I admit it, posed that way the question is a paradox: because, it is not joy if in some sense it does not rather find us than we fine it! God in God’s ebullience has strewn intimations of joy all around us, spangling the skies and the meadows, mountains and seas with beauty. No saint need descend from heaven to show them to us. For the living God reveals God’s presence in the garden, and yet God hides. Every creature, from the lowliest to the loftiest, is worthy of our admiration, and can spring out at us with the revelation of the One who made them. In the glory that they give to God, and that we give to God on their account, all things are raised to the personal, all are crying out for the other, for one who will “meet” God in them, as God infinitely exceeds all expectation.

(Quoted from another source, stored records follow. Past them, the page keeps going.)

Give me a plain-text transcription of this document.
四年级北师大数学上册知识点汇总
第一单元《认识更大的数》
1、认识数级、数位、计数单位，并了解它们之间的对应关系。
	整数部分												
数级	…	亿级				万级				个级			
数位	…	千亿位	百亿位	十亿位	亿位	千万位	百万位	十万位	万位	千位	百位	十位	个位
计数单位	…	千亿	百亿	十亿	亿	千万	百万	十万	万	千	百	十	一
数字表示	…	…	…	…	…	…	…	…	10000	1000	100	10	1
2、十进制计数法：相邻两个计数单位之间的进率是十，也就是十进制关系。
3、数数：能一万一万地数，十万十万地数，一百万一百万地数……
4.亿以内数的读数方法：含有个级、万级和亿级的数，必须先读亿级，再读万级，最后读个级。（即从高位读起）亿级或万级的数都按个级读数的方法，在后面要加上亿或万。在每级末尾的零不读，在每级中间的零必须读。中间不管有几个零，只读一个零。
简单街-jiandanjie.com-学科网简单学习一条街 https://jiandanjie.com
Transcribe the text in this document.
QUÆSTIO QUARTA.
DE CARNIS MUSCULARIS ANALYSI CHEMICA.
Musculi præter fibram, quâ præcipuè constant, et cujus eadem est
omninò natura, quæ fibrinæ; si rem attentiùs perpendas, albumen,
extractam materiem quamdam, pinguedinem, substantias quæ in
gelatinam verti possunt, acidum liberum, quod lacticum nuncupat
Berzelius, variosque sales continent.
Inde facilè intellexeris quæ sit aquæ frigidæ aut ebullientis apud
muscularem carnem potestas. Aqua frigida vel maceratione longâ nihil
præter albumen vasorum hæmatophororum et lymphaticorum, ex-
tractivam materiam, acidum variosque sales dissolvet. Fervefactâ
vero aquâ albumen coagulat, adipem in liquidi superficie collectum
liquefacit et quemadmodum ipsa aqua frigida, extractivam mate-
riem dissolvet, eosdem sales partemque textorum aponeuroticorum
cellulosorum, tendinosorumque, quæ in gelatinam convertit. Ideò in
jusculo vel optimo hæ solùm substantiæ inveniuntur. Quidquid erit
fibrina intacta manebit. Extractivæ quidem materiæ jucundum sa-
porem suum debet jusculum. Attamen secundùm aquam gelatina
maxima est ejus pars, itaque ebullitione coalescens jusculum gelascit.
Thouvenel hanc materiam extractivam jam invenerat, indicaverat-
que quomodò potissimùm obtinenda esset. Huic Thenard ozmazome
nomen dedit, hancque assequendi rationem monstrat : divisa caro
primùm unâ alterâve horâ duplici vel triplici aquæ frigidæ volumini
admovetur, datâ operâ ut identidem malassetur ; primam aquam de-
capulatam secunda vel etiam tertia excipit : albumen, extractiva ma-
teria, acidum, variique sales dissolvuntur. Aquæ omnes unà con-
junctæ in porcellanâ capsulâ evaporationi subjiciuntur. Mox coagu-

But what is it about us that permits us to treat others as if they were just another piece of hardware, or electron bit switches there to serve our needs. What allows us to see nature as inert matter, malleable to our wishes. The secularism in which we swim reduces others, other human beings and other species to biological cogs in an economic calculation, as if the blade of grass was no more than a sunlight-converter that ultimately becomes our lunch. In such a world turned wrong-side out we close off the possibility of joy, and our awareness of God recedes into numbness.

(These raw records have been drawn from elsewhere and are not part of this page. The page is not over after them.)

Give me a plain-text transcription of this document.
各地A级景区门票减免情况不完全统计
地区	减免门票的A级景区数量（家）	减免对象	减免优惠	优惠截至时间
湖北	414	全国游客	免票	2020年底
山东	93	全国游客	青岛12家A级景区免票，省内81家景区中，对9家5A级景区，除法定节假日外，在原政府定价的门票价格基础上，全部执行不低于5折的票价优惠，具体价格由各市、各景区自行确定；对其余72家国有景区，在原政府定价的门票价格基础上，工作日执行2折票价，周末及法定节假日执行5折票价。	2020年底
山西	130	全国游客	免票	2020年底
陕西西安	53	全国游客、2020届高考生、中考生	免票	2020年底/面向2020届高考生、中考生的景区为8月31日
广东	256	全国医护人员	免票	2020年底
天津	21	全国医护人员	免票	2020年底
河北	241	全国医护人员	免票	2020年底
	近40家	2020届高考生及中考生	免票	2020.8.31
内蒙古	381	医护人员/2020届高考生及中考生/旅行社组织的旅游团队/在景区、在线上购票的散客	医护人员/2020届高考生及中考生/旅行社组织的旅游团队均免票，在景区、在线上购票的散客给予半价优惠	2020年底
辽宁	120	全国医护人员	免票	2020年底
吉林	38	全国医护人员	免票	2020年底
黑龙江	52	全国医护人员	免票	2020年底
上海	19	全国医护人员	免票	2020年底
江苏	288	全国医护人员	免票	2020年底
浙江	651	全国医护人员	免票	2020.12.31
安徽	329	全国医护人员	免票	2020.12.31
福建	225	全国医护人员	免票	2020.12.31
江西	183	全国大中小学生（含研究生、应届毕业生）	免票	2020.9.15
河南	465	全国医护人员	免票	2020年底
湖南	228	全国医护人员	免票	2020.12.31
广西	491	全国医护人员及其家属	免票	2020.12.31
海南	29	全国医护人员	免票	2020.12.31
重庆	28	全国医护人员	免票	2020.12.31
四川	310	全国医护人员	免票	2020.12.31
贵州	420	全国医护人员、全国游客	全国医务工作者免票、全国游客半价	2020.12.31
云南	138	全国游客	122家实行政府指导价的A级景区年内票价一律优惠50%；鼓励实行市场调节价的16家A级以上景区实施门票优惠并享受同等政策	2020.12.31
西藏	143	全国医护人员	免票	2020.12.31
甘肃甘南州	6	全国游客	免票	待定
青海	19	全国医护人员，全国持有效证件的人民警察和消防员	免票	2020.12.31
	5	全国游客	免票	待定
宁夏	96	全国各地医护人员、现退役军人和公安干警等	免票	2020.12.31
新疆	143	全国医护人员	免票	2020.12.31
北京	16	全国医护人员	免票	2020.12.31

Whenever God shows God’s self, God necessarily also veils God’ self. We cannot wish it otherwise. What God most reveals to us by concealment, is that God wants for us the freedom and the love that joy demands. God wants to shower upon us not simply a human life. We are invited to a spiritual adventure, the life for which we were created, which reaches its perfection in abandonment to the God whose life is freedom and love and joy.
Joy is not an emotion that can be fabricated. The ubiquitous smiley face does not symbolize joy. It is innocuous. At times Joy eludes us and this is to be expected. The Psalmist wrote “there on the poplars we hung our harps for there our captors asked us for songs, our tormentors demanded songs of joy; they said “Sing us one of the songs of Zion! And the refrain: How can we sing the songs of the Lord while in a foreign land?”‘ (137:2-4)

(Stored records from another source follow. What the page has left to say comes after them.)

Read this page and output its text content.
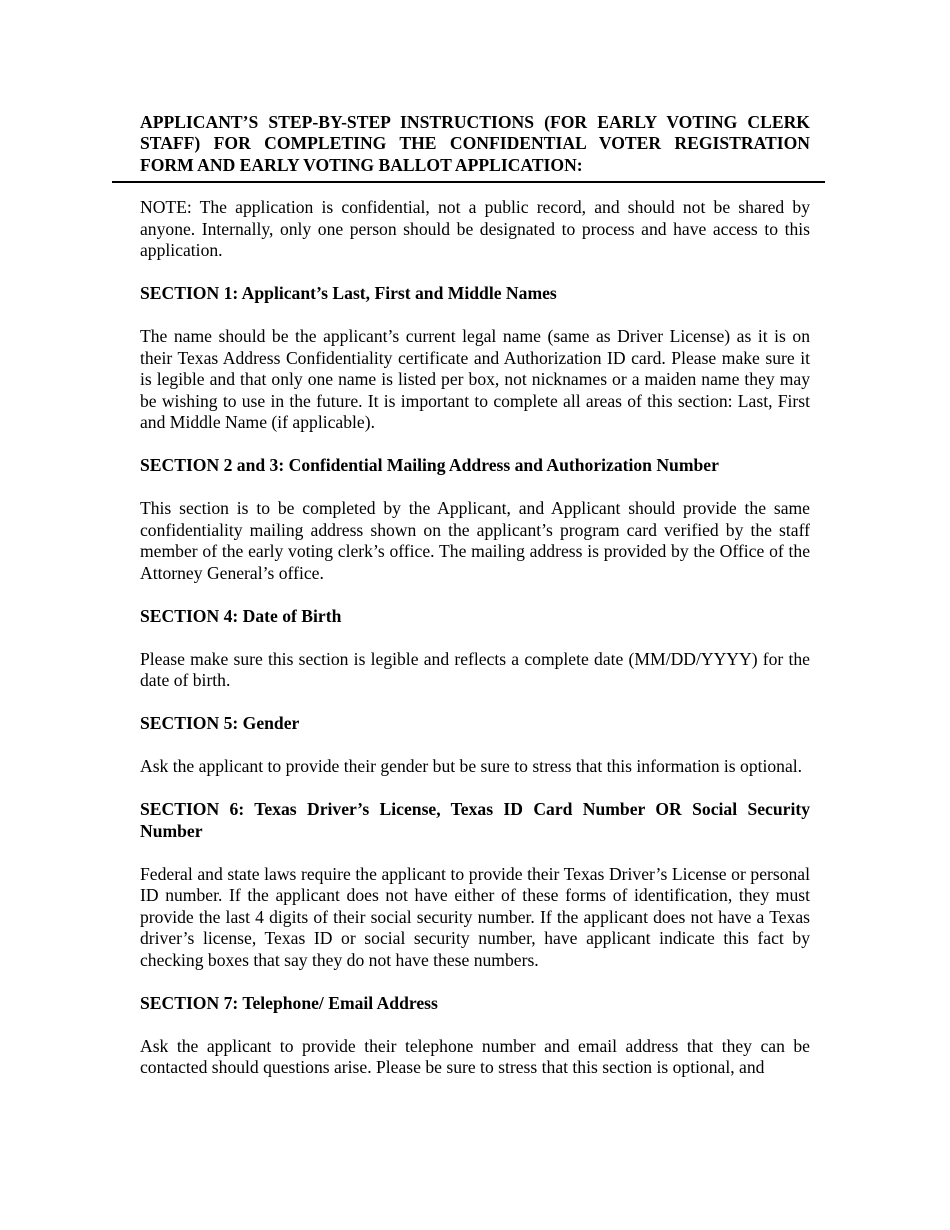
APPLICANT’S STEP-BY-STEP INSTRUCTIONS (FOR EARLY VOTING CLERK STAFF) FOR COMPLETING THE CONFIDENTIAL VOTER REGISTRATION FORM AND EARLY VOTING BALLOT APPLICATION:

NOTE: The application is confidential, not a public record, and should not be shared by anyone. Internally, only one person should be designated to process and have access to this application.

SECTION 1: Applicant’s Last, First and Middle Names

The name should be the applicant’s current legal name (same as Driver License) as it is on their Texas Address Confidentiality certificate and Authorization ID card. Please make sure it is legible and that only one name is listed per box, not nicknames or a maiden name they may be wishing to use in the future. It is important to complete all areas of this section: Last, First and Middle Name (if applicable).

SECTION 2 and 3: Confidential Mailing Address and Authorization Number

This section is to be completed by the Applicant, and Applicant should provide the same confidentiality mailing address shown on the applicant’s program card verified by the staff member of the early voting clerk’s office. The mailing address is provided by the Office of the Attorney General’s office.

SECTION 4: Date of Birth

Please make sure this section is legible and reflects a complete date (MM/DD/YYYY) for the date of birth.

SECTION 5: Gender

Ask the applicant to provide their gender but be sure to stress that this information is optional.

SECTION 6: Texas Driver’s License, Texas ID Card Number OR Social Security Number

Federal and state laws require the applicant to provide their Texas Driver’s License or personal ID number. If the applicant does not have either of these forms of identification, they must provide the last 4 digits of their social security number. If the applicant does not have a Texas driver’s license, Texas ID or social security number, have applicant indicate this fact by checking boxes that say they do not have these numbers.

SECTION 7: Telephone/ Email Address

Ask the applicant to provide their telephone number and email address that they can be contacted should questions arise. Please be sure to stress that this section is optional, and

Joy comes when we live in God’s presence. Through the victories you gave, his glory is great; you have bestowed on him splendor and majesty. Surely you have granted him unending blessings and made him glad with the joy of your presence. For the king trusts in the Lord; through the unfailing love of the Most High he will not be shaken. Ps 21:5-7
Joy isn’t dependent on our conditions or situation. Again the Psalmist writes: For in the day of trouble he will keep me safe in his dwelling; he will hide me in the shelter of his sacred tent and set me high upon a rock. Then my head will be exalted above the enemies who surround me; at his sacred tent I will sacrifice with shouts of joy; I will sing and make music to the Lord. (Psalm 27:5-7) Even in a difficult situation we can experience joy.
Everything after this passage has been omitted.